You think about predictability and control: when should the system take initiative, and when should it wait? Traditional UX taught us to give users control. AI design asks: what if the system knows better? And how do you handle that without being patronizing? It reminds me of something I learned in film: show, don’t tell. In film, I learned that the best storytelling happens when the audience feels something before they understand it. The same applies here. Instead of announcing what the AI is doing, you show its value through action. The system doesn’t declare “I’ve analyzed your preferences,” it just surfaces the right option at the right time. The intelligence should be felt, not explained.

You think about tone and emotion: what does it feel like when a system speaks to you? Is it confident or cautious? Formal or conversational? Does it apologize when it’s wrong, or does that make it seem less capable? Every word matters, because the interface is the intelligence.

You think about learning loops: how does the product evolve as it learns from real people? And how do you show that evolution without making users feel surveilled? There’s a fine line between “personalized” and “creepy.” You’re constantly balancing automation with agency, helping users feel supported, not replaced.

At its core, my approach hasn’t changed. I still start with the same questions: What’s the problem? Who is this for? How can we make this feel human? But the answers have become more textured.

Whether it’s a loan recommendation, a creative suggestion, or a financial insight, it’s always about designing understanding, making complex systems feel simple, intuitive, and trustworthy. It’s about choreographing the dance between what the machine can do and what the person wants to do. Sometimes you lead. Sometimes you follow. The art is knowing when to switch.

AI has changed everything, yet the essence of design, empathy, clarity, and intent, remains constant. The tools have evolved. The surfaces have multiplied. But the goal is still the same: reduce friction between intent and outcome. Help someone do what they’re trying to do, better and faster than before.

I’m grateful that my first step into this space came through confusion, not certainty. It taught me that the best AI design doesn’t start with algorithms; it starts with curiosity. It starts with asking uncomfortable questions: What if this fails? What if it works too well? What does it mean to design something that changes every time someone uses it?

And I can’t wait to share more of what I’ve been building since that first leap, the lessons, the interfaces, the experiments, the mistakes that became insights, and how each one continues to challenge and inspire me.
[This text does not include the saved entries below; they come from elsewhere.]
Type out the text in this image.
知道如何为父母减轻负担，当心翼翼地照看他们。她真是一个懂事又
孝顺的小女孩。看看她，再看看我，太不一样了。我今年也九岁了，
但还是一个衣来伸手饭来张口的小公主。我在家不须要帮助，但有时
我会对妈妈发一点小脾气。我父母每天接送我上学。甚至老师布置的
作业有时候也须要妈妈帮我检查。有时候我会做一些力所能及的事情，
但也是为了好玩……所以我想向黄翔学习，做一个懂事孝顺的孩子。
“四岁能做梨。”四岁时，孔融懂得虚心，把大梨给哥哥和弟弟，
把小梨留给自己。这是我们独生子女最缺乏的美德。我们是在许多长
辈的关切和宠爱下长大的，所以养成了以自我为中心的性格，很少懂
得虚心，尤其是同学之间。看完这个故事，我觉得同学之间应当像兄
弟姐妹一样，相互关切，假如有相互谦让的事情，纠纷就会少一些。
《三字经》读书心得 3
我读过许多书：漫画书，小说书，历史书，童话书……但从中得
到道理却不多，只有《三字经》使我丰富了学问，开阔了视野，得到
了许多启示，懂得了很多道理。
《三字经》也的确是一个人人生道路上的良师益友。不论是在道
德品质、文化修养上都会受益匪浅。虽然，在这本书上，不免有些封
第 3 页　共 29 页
Because two years designing with and for AI, I’m still learning. Still confused sometimes. Still excited. And that’s exactly where I want to be.

For anyone starting their own journey into AI design, here are some resources that have been helpful to me:

Learning AI Design Fundamentals:

Nielsen Norman Group’s AI UX Guidelines — Research-backed principles for designing AI experiences

Google’s People + AI Guidebook — Practical patterns for human-centered AI design

Apple’s Human Interface Guidelines for Machine Learning — Platform-specific AI design patterns

AI Design Patterns:

Material Design — AI Patterns — Core patterns for AI interfaces including transparency, control, and feedback loops

Laws of UX — Fundamental principles that apply to AI interfaces

Prompt Engineering & Technical Understanding:

OpenAI’s Prompt Engineering Guide — Official guide to crafting effective prompts

Anthropic’s Prompt Engineering Tutorial — Interactive learning for prompt design

Community & Continued Learning:

UX Collective on Medium — Regular AI design case studies and thought pieces

Lenny’s Newsletter — Product strategy and AI product thinking

Whether you’re learning to design for AI or designing with AI, I hope these resources help light your path forward. And remember: leverage your circle. Find someone who’s willing to answer your questions, point you in the right direction, and be there when you need to rant about hallucinations and temperature settings. It makes all the difference.